SXSW - Snowden Talks of Internet Security

AUSTIN Declaring that the U.S. government is “setting fire to the future of the Internet” by spying on Americans and being unaccountable for that, former National Security Agency contractor Edward Snowden came across as determined and defiant in a videoconference interview Monday morning at South by Southwest Interactive.

Speaking from Russia, where he turned up after leaving his NSA eavesdropping station in Hawaii last year with classified government information, and leaking some of it to The Guardian and The Washington Post, Snowden spoke to a capacity audience of about 3,000 at an exhibit hall at the Austin Convention Center.

It was the same venue in which WikiLeaks founder Julian Assange spoke via Skype on Saturday.

A copy of the U.S. Constitution appeared behind Snowden on the large screen.

Like Assange, he offered few clues about his life in exile and gave no hints about how long he plans to stay in Russia. Instead, he and moderators Chris Sogohian and legal counsel Ben Wizner, both of the ACLU, kept the focus on how private citizens can protect their online identities and how companies can be doing more to protect their customers’ identities. And they figured that SXSW, with its young, tech-savvy audience, was the right forum to make their case.

“South by Southwest and the tech community, the people in the room in Austin, they’re the folks who can fix this,” Snowden said. “There’s a political response that needs to occur, but there’s also a tech response that needs to occur.”

Encryption, a process that makes it harder for would-be spies to decipher information, is the key, they said. If customers and companies used encryption, it would make the bulk collection of digital information — which the NSA documents exposed — more expensive and time-intensive.

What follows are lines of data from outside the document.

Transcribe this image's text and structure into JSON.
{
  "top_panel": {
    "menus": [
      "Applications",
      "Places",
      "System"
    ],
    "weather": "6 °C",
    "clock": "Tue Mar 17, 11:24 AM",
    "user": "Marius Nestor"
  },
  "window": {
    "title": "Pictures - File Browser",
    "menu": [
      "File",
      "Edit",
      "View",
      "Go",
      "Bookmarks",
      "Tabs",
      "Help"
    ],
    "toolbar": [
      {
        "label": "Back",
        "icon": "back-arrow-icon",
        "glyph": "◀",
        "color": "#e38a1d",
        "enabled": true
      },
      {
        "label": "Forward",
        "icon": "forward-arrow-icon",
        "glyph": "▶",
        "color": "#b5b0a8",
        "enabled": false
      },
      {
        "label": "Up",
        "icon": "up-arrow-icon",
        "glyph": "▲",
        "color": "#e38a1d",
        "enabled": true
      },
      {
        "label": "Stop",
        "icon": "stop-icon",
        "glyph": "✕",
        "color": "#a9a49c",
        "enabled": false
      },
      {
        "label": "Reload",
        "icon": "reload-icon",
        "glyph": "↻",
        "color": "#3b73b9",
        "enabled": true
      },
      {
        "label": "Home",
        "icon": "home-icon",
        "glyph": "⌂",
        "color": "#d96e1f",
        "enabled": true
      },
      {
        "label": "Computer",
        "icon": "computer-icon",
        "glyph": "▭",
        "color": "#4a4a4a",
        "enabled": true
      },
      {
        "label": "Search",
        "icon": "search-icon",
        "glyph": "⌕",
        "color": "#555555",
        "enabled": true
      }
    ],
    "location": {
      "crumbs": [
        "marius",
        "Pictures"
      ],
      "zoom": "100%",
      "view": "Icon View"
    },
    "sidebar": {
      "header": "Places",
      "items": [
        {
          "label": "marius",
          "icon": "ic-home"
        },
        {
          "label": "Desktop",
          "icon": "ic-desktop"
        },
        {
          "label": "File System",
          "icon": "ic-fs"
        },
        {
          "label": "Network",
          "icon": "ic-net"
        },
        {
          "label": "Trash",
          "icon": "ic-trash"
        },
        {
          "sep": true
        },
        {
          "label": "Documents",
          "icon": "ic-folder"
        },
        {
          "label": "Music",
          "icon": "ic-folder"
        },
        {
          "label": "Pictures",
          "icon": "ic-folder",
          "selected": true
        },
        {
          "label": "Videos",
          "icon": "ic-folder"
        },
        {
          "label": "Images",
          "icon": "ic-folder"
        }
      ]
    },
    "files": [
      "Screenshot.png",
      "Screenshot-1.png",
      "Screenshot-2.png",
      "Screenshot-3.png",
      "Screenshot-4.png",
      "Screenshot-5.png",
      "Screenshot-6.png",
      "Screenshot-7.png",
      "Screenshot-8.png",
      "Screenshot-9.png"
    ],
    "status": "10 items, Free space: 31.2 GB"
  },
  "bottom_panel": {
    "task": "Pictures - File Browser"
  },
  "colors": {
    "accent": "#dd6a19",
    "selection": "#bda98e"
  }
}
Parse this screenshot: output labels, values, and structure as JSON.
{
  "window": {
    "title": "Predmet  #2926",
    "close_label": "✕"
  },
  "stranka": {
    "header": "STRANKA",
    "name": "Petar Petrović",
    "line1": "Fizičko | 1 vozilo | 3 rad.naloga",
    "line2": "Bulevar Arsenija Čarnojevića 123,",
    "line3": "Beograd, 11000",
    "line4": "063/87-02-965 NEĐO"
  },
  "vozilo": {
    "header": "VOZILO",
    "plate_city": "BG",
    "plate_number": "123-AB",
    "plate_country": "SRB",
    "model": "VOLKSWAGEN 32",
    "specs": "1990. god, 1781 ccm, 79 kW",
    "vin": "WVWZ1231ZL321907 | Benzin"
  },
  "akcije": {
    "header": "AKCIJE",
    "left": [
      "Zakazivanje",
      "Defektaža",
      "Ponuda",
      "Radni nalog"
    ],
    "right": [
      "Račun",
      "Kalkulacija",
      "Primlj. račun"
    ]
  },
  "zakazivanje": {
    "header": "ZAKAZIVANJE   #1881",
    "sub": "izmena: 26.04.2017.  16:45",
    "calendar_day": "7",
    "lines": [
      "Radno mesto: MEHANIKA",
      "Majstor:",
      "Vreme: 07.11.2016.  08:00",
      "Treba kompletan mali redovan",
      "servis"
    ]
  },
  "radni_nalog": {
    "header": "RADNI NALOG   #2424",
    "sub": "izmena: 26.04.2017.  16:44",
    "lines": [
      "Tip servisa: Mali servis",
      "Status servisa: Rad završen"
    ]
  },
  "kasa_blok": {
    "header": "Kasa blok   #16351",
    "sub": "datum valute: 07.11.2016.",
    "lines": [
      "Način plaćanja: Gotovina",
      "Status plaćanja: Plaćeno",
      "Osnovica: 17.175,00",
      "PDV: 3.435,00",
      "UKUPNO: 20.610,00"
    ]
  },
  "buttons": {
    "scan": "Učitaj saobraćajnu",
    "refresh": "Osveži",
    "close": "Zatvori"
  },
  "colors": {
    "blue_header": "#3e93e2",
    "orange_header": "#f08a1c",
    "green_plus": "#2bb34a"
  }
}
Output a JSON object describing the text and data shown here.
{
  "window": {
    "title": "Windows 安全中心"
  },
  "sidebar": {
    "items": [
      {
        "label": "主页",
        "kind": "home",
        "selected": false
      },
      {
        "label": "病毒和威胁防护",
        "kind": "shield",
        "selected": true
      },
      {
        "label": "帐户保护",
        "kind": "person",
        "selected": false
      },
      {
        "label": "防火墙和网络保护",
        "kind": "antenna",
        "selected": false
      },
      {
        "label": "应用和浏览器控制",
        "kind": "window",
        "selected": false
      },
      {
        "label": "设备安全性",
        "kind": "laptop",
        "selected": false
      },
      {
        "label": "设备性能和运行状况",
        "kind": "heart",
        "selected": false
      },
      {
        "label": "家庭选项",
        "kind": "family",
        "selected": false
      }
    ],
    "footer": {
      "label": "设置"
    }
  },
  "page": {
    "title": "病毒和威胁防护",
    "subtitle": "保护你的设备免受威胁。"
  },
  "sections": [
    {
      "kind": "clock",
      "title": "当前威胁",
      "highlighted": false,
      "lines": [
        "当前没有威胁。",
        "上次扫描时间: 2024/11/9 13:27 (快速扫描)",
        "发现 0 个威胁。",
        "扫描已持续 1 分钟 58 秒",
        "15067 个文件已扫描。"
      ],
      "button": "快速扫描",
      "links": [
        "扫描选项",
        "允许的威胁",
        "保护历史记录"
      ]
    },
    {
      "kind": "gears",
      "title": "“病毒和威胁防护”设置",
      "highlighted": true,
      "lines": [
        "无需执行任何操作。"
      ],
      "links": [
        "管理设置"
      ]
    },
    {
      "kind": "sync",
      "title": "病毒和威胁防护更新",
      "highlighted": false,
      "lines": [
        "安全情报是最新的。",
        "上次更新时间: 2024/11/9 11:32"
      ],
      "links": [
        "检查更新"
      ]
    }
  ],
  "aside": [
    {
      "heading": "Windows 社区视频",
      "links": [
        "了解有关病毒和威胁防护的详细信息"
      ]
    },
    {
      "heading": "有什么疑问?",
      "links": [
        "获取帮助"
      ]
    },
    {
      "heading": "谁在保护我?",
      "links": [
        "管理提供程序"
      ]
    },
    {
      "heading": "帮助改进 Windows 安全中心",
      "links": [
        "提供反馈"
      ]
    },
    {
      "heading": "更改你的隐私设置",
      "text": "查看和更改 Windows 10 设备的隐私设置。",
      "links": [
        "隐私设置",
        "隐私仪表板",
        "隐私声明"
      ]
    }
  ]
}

Like Assange, Snowden took questions via Twitter. When asked why it was worse for the government to collect information about individuals than for commercial enterprises to do so, Snowden responded: “The government has the ability to deprive you of your rights. The police have the power. They can kill you. They can surveil you. Companies can surveil you, too, and that’s bad, but they can be challenged.”

Bookending the day in a separate appearance — and before a much smaller audience in the same room as Snowden — was journalist Glenn Greenwald, the Guardian reporter with whom Snowden worked to leak some of the documents he obtained. He, too, appeared remotely, presumably from Brazil, where he lives.

He said that he’s read all of Snowden’s documents and that “many of the most significant and shocking stories have yet to be published.”

He said he is considering returning to the United States on April 11 to pick up the George Polk Award for National Security Reporting.

“Going back to receive an award [for something] that some have called a crime is good symbolism,” he said.

Snowden has been charged with violating the Espionage Act and with stealing government property.

Both Snowden and Greenwald said they had no regrets about what they did, saying their position has grown stronger now that the public at large knows about the NSA’s activities.

“Would I do it again? Absolutely,” Snowden said. “Regardless of what happens to me, this is something we had a right to.”

SXSW Interactive and SXSW Film end today; SXSW Music and some film screenings continue through March 16.